Une autre caractéristique de la nutrition des espèces est l'utilisation de produits qui ont conservé leurs propriétés biologiques et enzymatiques, dans un effort pour préserver au maximum l'énergie qu'elles contiennent, inhérente à tout être vivant..

À la fin du 19e siècle, les médecins allemands ont proposé de déterminer la quantité de nourriture dont une personne a besoin en fonction de sa teneur en calories. Ainsi, les fondations de la théorie calorique de la nutrition ont été posées. Dans le même temps, les tissus des organismes vivants contiennent également un autre type d'énergie, que l'académicien Vernadsky a appelé biologique. À cet égard, le médecin suisse Becher-Benner a proposé de prendre en compte la valeur des produits alimentaires non pas par leur valeur calorifique à brûler, mais par leur capacité à accumuler de l'énergie vitale, appelée en Orient prana, c'est-à-dire par leur intensité énergétique. Ainsi, il a divisé la nourriture en trois groupes. Au premier, le plus précieux, il attribuait des produits consommés sous leur forme naturelle. Ce sont des fruits, des baies et des fruits d'arbustes, des racines, des salades, des noix, des amandes douces, des céréales, des châtaignes; à partir de produits animaux - uniquement du lait frais et des œufs crus. Dans le second groupe, caractérisé par un affaiblissement modéré de l'énergie, il comprenait les légumes, les tubercules de plantes (pommes de terre, etc.), les grains bouillis de céréales, le pain et les produits à base de farine, les fruits bouillis d'arbres et d'arbustes; à partir de produits animaux - lait bouilli, fromage fraîchement préparé, beurre, œufs durs. Le troisième groupe comprenait les aliments avec un fort affaiblissement énergétique causé par la nécrose, le chauffage, ou les deux à la fois: les champignons, car ils sont incapables d'accumuler indépendamment l'énergie solaire et existent au détriment de l'énergie prête d'autres organismes, fromages de longue durée, viande crue, bouillie ou frite, poisson, volaille, produits de viande fumés et salés, gibier.
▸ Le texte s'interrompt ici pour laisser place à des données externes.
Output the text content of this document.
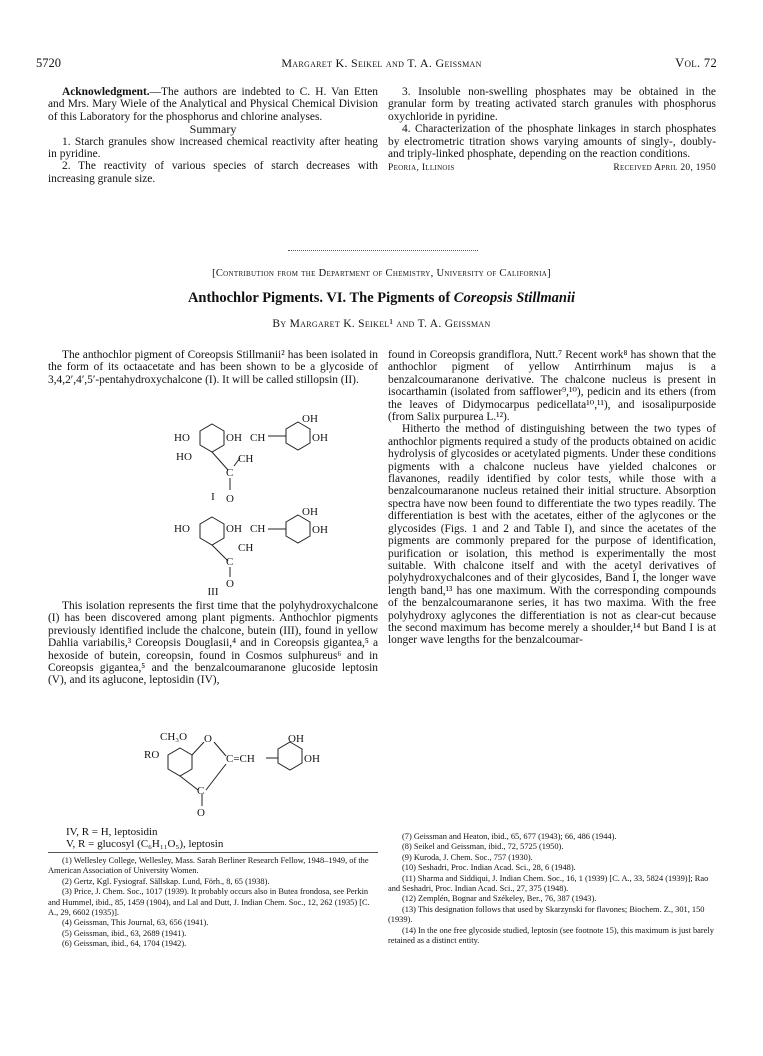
5720	Margaret K. Seikel and T. A. Geissman	Vol. 72

Acknowledgment.—The authors are indebted to C. H. Van Etten and Mrs. Mary Wiele of the Analytical and Physical Chemical Division of this Laboratory for the phosphorus and chlorine analyses.

Summary

1. Starch granules show increased chemical reactivity after heating in pyridine.

2. The reactivity of various species of starch decreases with increasing granule size.

3. Insoluble non-swelling phosphates may be obtained in the granular form by treating activated starch granules with phosphorus oxychloride in pyridine.

4. Characterization of the phosphate linkages in starch phosphates by electrometric titration shows varying amounts of singly-, doubly- and triply-linked phosphate, depending on the reaction conditions.

Peoria, Illinois	Received April 20, 1950
[Contribution from the Department of Chemistry, University of California]
Anthochlor Pigments. VI. The Pigments of Coreopsis Stillmanii
By Margaret K. Seikel¹ and T. A. Geissman

The anthochlor pigment of Coreopsis Stillmanii² has been isolated in the form of its octaacetate and has been shown to be a glycoside of 3,4,2′,4′,5′-pentahydroxychalcone (I). It will be called stillopsin (II).

HO	OH CH
OH
OH
HO
C
CH
O
I
HO	OH CH
OH
OH
CH
C
O
III

This isolation represents the first time that the polyhydroxychalcone (I) has been discovered among plant pigments. Anthochlor pigments previously identified include the chalcone, butein (III), found in yellow Dahlia variabilis,³ Coreopsis Douglasii,⁴ and in Coreopsis gigantea,⁵ a hexoside of butein, coreopsin, found in Cosmos sulphureus⁶ and in Coreopsis gigantea,⁵ and the benzalcoumaranone glucoside leptosin (V), and its aglucone, leptosidin (IV),

CH₃O
RO
O
C=CH
OH
OH
C
O

IV, R = H, leptosidin

V, R = glucosyl (C₆H₁₁O₅), leptosin

(1) Wellesley College, Wellesley, Mass. Sarah Berliner Research Fellow, 1948–1949, of the American Association of University Women.

(2) Gertz, Kgl. Fysiograf. Sällskap. Lund, Förh., 8, 65 (1938).

(3) Price, J. Chem. Soc., 1017 (1939). It probably occurs also in Butea frondosa, see Perkin and Hummel, ibid., 85, 1459 (1904), and Lal and Dutt, J. Indian Chem. Soc., 12, 262 (1935) [C. A., 29, 6602 (1935)].

(4) Geissman, This Journal, 63, 656 (1941).

(5) Geissman, ibid., 63, 2689 (1941).

(6) Geissman, ibid., 64, 1704 (1942).

found in Coreopsis grandiflora, Nutt.⁷ Recent work⁸ has shown that the anthochlor pigment of yellow Antirrhinum majus is a benzalcoumaranone derivative. The chalcone nucleus is present in isocarthamin (isolated from safflower⁹,¹⁰), pedicin and its ethers (from the leaves of Didymocarpus pedicellata¹⁰,¹¹), and isosalipurposide (from Salix purpurea L.¹²).

Hitherto the method of distinguishing between the two types of anthochlor pigments required a study of the products obtained on acidic hydrolysis of glycosides or acetylated pigments. Under these conditions pigments with a chalcone nucleus have yielded chalcones or flavanones, readily identified by color tests, while those with a benzalcoumaranone nucleus retained their initial structure. Absorption spectra have now been found to differentiate the two types readily. The differentiation is best with the acetates, either of the aglycones or the glycosides (Figs. 1 and 2 and Table I), and since the acetates of the pigments are commonly prepared for the purpose of identification, purification or isolation, this method is experimentally the most suitable. With chalcone itself and with the acetyl derivatives of polyhydroxychalcones and of their glycosides, Band I, the longer wave length band,¹³ has one maximum. With the corresponding compounds of the benzalcoumaranone series, it has two maxima. With the free polyhydroxy aglycones the differentiation is not as clear-cut because the second maximum has become merely a shoulder,¹⁴ but Band I is at longer wave lengths for the benzalcoumar-

(7) Geissman and Heaton, ibid., 65, 677 (1943); 66, 486 (1944).

(8) Seikel and Geissman, ibid., 72, 5725 (1950).

(9) Kuroda, J. Chem. Soc., 757 (1930).

(10) Seshadri, Proc. Indian Acad. Sci., 28, 6 (1948).

(11) Sharma and Siddiqui, J. Indian Chem. Soc., 16, 1 (1939) [C. A., 33, 5824 (1939)]; Rao and Seshadri, Proc. Indian Acad. Sci., 27, 375 (1948).

(12) Zemplén, Bognar and Székeley, Ber., 76, 387 (1943).

(13) This designation follows that used by Skarzynski for flavones; Biochem. Z., 301, 150 (1939).

(14) In the one free glycoside studied, leptosin (see footnote 15), this maximum is just barely retained as a distinct entity.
Si l'aliment n'est pas spécifique, c'est-à-dire si les enzymes du suc gastrique ne correspondent pas aux structures de l'aliment entrant dans le corps, et s'il appartient à la troisième catégorie d'aliments, alors la quantité d'énergie dépensée pour la digestion peut s'avérer supérieure à celle que le corps reçoit de l'aliment lui-même (en particulier ce fait référence aux champignons). À cet égard, il est utile d'exclure de votre alimentation non seulement les aliments non végétariens, mais aussi artificiellement concentrés, ainsi que le sucre, les conserves, la farine du commerce et ses produits (seule la farine vivante fraîchement moulue est utile pour le corps). Il faut également garder à l'esprit que lors d'un stockage à long terme, les produits perdent progressivement l'énergie biologique qu'ils contiennent. Jusqu'à récemment, en Russie, la nourriture était préparée principalement par la méthode languissante: les chaudrons contenant les produits placés étaient placés dans un four russe chauffé le matin et, à l'heure du déjeuner, le porridge et les légumes cuits à la vapeur de cette manière prenaient la consistance nécessaire, préservant les nutriments et les enzymes nécessaires à leur digestion..

L'académicien Ugolev a établi que le tractus gastro-intestinal est le plus grand organe endocrinien qui duplique de nombreuses fonctions de l'hypophyse et de l'hypothalamus et synthétise des hormones en fonction du contact des aliments avec les parois intestinales, à la suite de quoi le fond hormonal du corps, et donc l'état de notre psyché, ainsi que notre humeur dépend en grande partie de la qualité de la nourriture que nous mangeons.

Le mythe de la carence en protéines

«Les végétariens ne sont pas menacés de famine en protéines; il est difficile d’imaginer une alimentation végétarienne variée qui ne dépasse pas les besoins humains en protéines ».

Paavo Ayrola, l'un des meilleurs nutritionnistes du XXe siècle.

«Lorsqu'ils consomment des légumes, des céréales et des produits laitiers, la plupart des végétariens reçoivent le double de protéines par jour..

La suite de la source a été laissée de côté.